One of Lambert's initial trading strategies for the CCI focused on movements above +100 and below -100. In his analysis, Lambert observed that about 70 to 80 percent of the CCI values where between +100 and -100. So by focusing on breaks above +100 and below -100, a buy or sell signal will be in force only 20 to 30 percent of the time. When the CCI line moves above +100, a strong uptrend is identified and a buy signal is given. The trade is closed when the CCI line moves back below +100. When the CCI line moves below -100, a strong down trend is identified and a sell signal is given. The trade is closed when the CCI line moves back above -100.

While this strategy is simple to use, it tends to produce too many signals with little profits.

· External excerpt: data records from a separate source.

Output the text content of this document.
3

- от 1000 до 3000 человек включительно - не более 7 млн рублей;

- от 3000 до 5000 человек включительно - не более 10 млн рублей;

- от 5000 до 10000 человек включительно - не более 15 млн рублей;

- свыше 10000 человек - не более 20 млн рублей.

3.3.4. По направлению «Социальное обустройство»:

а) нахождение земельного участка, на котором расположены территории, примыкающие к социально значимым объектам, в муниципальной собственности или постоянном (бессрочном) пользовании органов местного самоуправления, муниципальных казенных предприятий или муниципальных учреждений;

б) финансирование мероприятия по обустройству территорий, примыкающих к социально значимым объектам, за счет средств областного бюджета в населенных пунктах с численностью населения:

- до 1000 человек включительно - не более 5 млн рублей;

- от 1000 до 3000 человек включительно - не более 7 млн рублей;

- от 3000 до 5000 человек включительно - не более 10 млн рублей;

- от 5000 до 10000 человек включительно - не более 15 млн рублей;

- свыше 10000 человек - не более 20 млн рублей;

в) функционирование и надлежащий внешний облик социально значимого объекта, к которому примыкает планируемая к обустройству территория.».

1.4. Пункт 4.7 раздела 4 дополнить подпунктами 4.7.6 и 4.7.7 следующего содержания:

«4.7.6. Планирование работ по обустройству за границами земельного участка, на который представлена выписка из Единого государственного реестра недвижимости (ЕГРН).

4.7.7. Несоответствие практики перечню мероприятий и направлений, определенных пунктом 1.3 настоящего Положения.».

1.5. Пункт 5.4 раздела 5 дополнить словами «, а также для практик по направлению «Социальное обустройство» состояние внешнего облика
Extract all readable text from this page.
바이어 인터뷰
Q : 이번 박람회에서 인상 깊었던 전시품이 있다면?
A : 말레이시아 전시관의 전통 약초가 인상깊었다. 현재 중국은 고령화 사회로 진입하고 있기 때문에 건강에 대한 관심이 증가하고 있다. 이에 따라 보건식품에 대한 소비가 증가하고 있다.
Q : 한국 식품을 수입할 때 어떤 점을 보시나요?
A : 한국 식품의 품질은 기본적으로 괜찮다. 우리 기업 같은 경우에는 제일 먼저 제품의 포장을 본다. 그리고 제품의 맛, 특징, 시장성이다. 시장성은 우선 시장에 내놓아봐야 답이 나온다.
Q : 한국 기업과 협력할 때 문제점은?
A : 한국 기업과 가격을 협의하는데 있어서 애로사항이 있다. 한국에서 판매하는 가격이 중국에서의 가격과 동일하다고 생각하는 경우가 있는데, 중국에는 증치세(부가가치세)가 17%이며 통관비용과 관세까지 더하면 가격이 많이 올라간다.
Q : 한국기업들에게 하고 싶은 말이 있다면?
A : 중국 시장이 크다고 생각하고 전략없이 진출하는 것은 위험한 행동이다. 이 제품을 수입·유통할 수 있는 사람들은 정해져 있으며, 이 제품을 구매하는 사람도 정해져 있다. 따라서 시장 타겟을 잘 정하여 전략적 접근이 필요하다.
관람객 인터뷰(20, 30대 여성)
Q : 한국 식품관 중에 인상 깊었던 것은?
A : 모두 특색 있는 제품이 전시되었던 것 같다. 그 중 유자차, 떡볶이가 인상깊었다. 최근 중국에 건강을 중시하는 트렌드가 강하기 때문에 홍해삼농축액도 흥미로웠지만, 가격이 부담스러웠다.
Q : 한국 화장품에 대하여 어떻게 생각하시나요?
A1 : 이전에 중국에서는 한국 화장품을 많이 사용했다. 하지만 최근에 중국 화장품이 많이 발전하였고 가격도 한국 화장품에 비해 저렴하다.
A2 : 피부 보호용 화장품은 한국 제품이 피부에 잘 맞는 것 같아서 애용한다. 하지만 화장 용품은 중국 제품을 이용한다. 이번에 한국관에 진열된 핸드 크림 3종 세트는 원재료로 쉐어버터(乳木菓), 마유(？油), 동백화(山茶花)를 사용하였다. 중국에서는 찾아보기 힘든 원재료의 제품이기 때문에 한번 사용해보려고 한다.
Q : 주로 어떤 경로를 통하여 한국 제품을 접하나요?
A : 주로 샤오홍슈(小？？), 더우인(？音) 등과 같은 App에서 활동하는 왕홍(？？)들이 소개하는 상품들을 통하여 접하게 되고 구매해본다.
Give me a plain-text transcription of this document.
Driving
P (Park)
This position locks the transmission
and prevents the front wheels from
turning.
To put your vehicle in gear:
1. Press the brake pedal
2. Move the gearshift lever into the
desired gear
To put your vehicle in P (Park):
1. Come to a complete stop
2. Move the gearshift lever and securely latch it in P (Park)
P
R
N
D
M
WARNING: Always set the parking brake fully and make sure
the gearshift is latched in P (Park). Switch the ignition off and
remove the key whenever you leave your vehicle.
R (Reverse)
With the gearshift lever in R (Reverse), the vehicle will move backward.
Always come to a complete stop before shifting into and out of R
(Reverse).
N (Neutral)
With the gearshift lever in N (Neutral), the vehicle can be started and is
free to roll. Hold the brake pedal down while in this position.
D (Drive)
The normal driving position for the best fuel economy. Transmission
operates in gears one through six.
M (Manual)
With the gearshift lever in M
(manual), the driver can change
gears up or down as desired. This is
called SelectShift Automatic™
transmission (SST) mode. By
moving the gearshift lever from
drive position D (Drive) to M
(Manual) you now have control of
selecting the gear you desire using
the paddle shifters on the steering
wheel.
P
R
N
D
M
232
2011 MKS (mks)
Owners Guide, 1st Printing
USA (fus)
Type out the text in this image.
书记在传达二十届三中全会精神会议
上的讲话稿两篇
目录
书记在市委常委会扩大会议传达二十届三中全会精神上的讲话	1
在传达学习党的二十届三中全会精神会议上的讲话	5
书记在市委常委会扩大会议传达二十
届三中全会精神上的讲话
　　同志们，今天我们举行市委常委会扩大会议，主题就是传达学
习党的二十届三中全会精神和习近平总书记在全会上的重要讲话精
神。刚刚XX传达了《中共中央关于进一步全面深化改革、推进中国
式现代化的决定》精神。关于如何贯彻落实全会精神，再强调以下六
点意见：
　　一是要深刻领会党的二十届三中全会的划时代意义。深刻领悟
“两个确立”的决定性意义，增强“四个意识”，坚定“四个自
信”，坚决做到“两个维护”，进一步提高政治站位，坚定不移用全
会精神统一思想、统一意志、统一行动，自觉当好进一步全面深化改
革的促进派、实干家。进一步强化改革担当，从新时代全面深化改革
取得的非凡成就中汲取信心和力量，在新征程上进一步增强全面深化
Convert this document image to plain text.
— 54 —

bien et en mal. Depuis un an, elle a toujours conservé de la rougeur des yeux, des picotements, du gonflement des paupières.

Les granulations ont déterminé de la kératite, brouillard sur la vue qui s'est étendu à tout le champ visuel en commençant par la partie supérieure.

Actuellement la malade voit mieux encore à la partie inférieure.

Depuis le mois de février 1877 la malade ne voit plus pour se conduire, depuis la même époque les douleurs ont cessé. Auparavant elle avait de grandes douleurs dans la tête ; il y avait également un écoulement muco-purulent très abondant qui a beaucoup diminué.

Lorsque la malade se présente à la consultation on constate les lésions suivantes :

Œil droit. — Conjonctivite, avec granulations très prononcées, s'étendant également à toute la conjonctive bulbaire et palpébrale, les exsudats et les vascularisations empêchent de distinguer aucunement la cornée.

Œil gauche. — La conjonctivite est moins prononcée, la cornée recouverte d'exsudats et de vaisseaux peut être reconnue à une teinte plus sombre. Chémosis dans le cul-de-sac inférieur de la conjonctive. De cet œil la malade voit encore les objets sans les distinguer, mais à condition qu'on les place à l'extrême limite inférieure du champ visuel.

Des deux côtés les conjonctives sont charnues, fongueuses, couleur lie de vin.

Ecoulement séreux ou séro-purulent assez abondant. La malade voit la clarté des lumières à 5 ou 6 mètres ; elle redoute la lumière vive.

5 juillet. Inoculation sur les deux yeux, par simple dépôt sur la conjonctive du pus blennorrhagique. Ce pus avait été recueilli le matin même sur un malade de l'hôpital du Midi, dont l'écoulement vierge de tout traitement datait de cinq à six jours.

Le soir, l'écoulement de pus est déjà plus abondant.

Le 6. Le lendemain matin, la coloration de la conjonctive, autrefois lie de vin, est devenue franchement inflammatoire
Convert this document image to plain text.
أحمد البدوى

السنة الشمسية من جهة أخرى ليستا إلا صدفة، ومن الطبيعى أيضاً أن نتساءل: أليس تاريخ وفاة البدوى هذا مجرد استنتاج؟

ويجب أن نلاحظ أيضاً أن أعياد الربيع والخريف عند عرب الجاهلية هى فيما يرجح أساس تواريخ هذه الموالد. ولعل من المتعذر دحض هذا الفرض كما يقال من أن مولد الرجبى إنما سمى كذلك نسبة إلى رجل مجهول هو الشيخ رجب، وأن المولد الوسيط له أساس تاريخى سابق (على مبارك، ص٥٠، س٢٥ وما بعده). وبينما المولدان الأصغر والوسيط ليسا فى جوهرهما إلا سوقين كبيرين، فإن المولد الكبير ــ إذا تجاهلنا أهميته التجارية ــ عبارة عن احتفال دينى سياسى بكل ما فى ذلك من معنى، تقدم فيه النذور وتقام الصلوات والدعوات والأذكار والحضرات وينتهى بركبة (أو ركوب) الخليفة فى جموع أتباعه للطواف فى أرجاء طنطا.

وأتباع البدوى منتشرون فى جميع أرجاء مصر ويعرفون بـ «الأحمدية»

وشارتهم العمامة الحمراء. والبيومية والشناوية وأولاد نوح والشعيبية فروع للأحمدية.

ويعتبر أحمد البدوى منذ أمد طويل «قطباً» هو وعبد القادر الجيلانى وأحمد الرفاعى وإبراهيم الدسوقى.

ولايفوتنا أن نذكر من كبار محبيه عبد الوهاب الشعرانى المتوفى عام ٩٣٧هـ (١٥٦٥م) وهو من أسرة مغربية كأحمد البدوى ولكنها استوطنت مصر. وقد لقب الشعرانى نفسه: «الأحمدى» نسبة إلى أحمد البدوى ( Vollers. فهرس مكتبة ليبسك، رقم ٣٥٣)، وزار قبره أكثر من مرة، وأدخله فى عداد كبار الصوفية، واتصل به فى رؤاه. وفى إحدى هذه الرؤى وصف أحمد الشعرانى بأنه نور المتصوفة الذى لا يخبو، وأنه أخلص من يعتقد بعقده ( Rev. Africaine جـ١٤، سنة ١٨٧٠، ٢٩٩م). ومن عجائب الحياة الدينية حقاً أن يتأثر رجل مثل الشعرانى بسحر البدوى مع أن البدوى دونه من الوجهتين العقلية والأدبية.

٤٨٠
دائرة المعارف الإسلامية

Many times the CCI produces premature signals and traders find themselves on losing trades only to be stopped out at the top or bottom. One way to combat early signals is with the use of trend lines so that price action will confirm a change in direction of the trend. 

Overbought and Oversold

Many traders use the Commodity Channel Index to identify extreme levels. Readings above +200 are considered to be overbought and readings below -200 are considered oversold. When the CCI is between -50 and +50 the trading conditions are considered neutral. As with other oscillators when prices reach extreme overbought or oversold conditions, there is a large probability that the prices will revert to normal trading levels. 

The zero line will often be areas of support or resistance on the CCI line. Many traders watch price action that follows when the CCI break the zero line that has been support and resistance. The Zero line also provides a good reference to identify points of the chart where to draw trend lines. Breaks of these trend lines can be used to generate buy or sell signals.

As with most oscillators, the divergence of prices and indicators typically provide good signals to changes in trend direction. A lower peak in the Commodity Channel Index against higher highs in price is negative divergence and is a sell signal. A higher peak in the CCI against lower lows in price is positive divergence and is a buy signal. 


The CCI is a valuable tool to identify potential peaks and valleys in price action, and thus provide investors and traders with strong signals to profit in changes in the direction of price movement of the stocks, bonds, forex and commodities.